When it comes to employee recognition, however, only 11% of workers call their manager/employer “awesome,” saying they are recognized weekly. A larger percentage (29%) ranked their employers as “pretty good,” this group says they are recognized at least once a month.
Unfortunately, 17% said their manager/employer was “horrible—they never recognize my work” and the largest group of respondents (43%) ranked their manager/employer as just “okay” (recognizing them annually or quarterly at least).

What Can Employers Do?

The Achievers report provides good insight into what makes your current workforce tick. And obviously, they’re going to stick around whether they’re engaged or not.

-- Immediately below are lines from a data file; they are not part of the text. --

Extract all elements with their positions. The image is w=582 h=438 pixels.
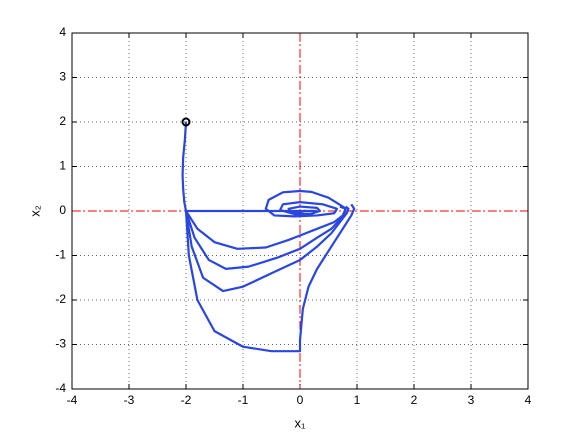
y-tick-label: -3: [55, 337, 66, 351]
x-tick-label: 0: [297, 393, 304, 407]
x-tick-label: 1: [354, 393, 361, 407]
y-tick-label: 2: [59, 114, 66, 128]
y-tick-label: -2: [55, 292, 66, 306]
trajectory: [264, 189, 344, 218]
x-tick-label: 4: [525, 393, 532, 407]
x-tick-label: -4: [67, 393, 78, 407]
trajectory: [184, 203, 356, 353]
y-tick-label: 0: [59, 203, 66, 217]
x-tick-label: -1: [238, 393, 249, 407]
y-tick-label: -4: [55, 381, 66, 395]
x-tick-label: -2: [181, 393, 192, 407]
y-tick-label: 1: [59, 159, 66, 173]
x-axis-label: x₁: [295, 415, 307, 430]
plot-frame: [71, 32, 529, 390]
x-tick-label: -3: [124, 393, 135, 407]
trajectory: [184, 205, 347, 270]
y-axis-label: x₂: [27, 205, 42, 217]
x-tick-label: 2: [411, 393, 418, 407]
y-tick-label: 3: [59, 70, 66, 84]
trajectory: [184, 205, 350, 293]
x-tick-label: 3: [468, 393, 475, 407]
y-tick-label: -1: [55, 248, 66, 262]
start-marker: [181, 117, 191, 127]
y-tick-label: 4: [59, 25, 66, 39]
trajectory: [181, 121, 188, 212]
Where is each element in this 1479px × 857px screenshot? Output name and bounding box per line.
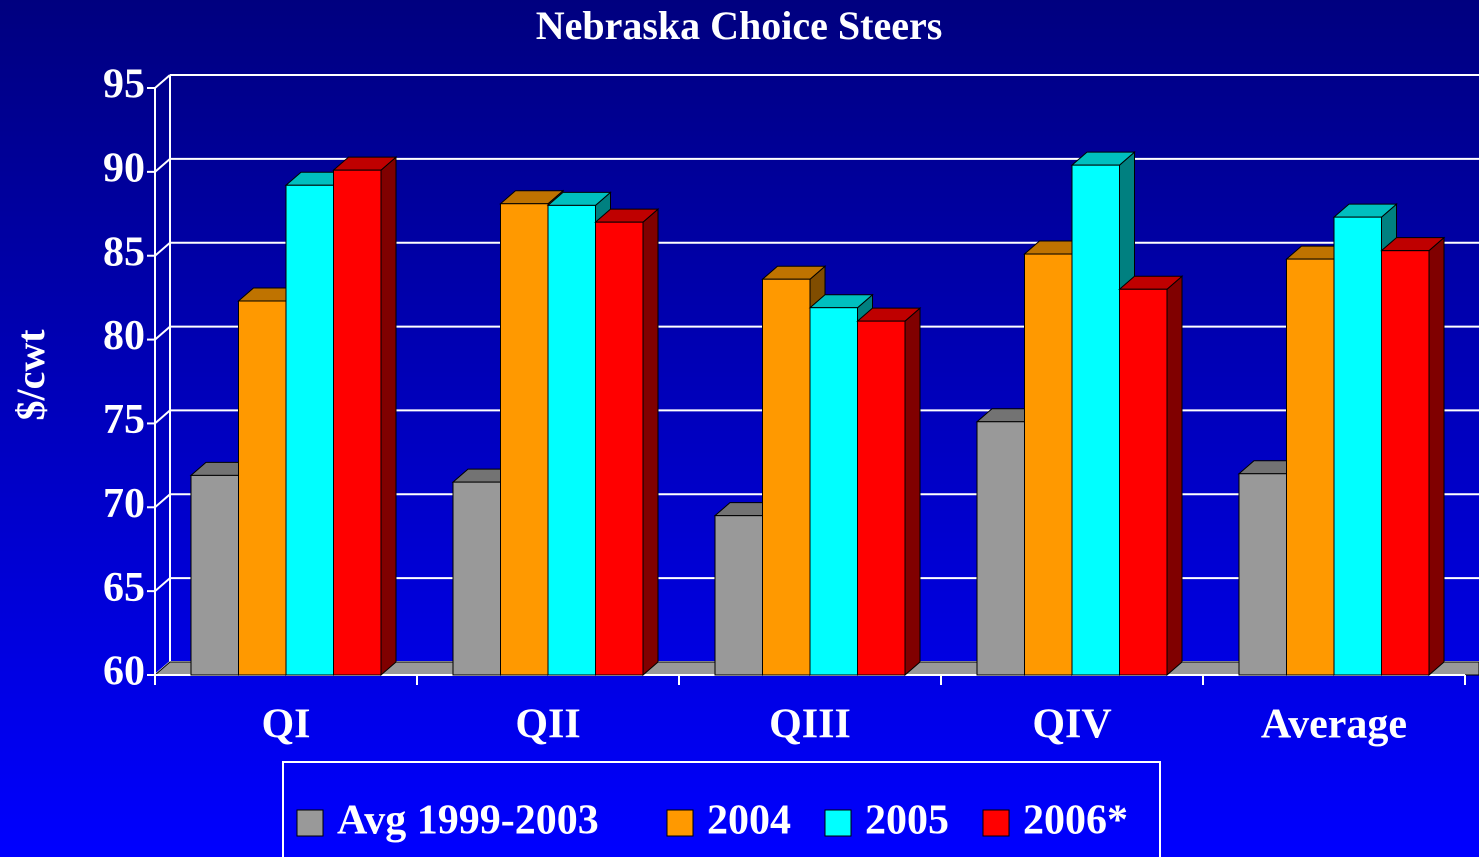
y-tick-depth [154, 241, 171, 257]
y-tick-label: 65 [103, 565, 145, 611]
y-tick-label: 80 [103, 313, 145, 359]
legend-label: 2005 [865, 798, 949, 844]
bar [238, 300, 287, 676]
bar [857, 320, 906, 676]
y-tick-depth [154, 158, 171, 173]
bar [1071, 164, 1120, 676]
bar-side [642, 208, 659, 677]
y-axis-label: $/cwt [8, 329, 53, 421]
bar [333, 169, 382, 676]
x-tick-label: Average [1261, 702, 1407, 748]
legend-label: 2004 [707, 798, 791, 844]
y-tick-depth [154, 325, 171, 341]
bar [595, 221, 644, 676]
x-tick-label: QIV [1032, 702, 1111, 748]
bar [190, 474, 239, 676]
bar [714, 515, 763, 676]
legend-swatch [666, 809, 694, 837]
x-tick-label: QI [261, 702, 310, 748]
chart-title: Nebraska Choice Steers [536, 3, 943, 48]
bar [285, 184, 334, 676]
y-tick-label: 60 [103, 649, 145, 695]
y-tick-label: 75 [103, 397, 145, 443]
bar-side [380, 156, 397, 677]
y-tick-label: 95 [103, 62, 145, 108]
y-tick-depth [154, 409, 171, 425]
bar [809, 307, 858, 676]
bar [976, 421, 1025, 676]
y-tick-label: 70 [103, 481, 145, 527]
bar [1119, 288, 1168, 676]
legend-swatch [824, 809, 852, 837]
bar-side [904, 307, 921, 677]
bar [1381, 250, 1430, 676]
bar [452, 481, 501, 676]
x-tick-label: QII [515, 702, 580, 748]
y-tick-label: 90 [103, 145, 145, 191]
bar [500, 203, 549, 676]
bar [547, 204, 596, 676]
y-tick-depth [154, 74, 171, 89]
legend-swatch [296, 809, 324, 837]
bar-side [1428, 236, 1445, 677]
legend-box [282, 761, 1161, 857]
bar [1024, 253, 1073, 676]
legend-swatch [982, 809, 1010, 837]
bar [1238, 473, 1287, 676]
bar [762, 278, 811, 676]
bar [1333, 216, 1382, 676]
x-tick-label: QIII [769, 702, 851, 748]
y-tick-label: 85 [103, 229, 145, 275]
legend-label: 2006* [1023, 798, 1128, 844]
y-tick-depth [154, 493, 171, 509]
y-tick-depth [154, 577, 171, 592]
bar [1286, 258, 1335, 676]
bar-side [1166, 275, 1183, 677]
legend-label: Avg 1999-2003 [337, 798, 599, 844]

But as we know, a disengaged workforce is not a productive workforce, so employers would be wise to boost their engagement efforts.
Achievers says that employers are missing out on a huge opportunity to personalize engagement by soliciting employee feedback. As the survey found the roughly 16% of respondents called their manager/employer “horrible” at soliciting feedback on their employee experience. And 40% rated them as just “okay—they ask for feedback only once or twice a year.”
When it came to acting on feedback, workers ranked managers/employers even worse—42% said they’re “okay—they make a few changes based on it,” but 21% said they’re “horrible—they never do anything with feedback.”
As the data shows, listening to your employees, and providing them with the tools they need to be productive, are important for having an engaged workforce. To learn more about the survey results and how to improve employee engagement, click here.

Survey Methodology

Achievers conducted the online survey between November 26, 2018, through December 3, 2018. The global sample size included 1,224 respondents (67.1% from North America and 32.9% from the U.K. and Australia). Males and females each represented 50% of responses. Globally, 13.9% were Gen Z, 50.9% were Millennials, 30.6% were Generation X, and 4.6% were Baby Boomers.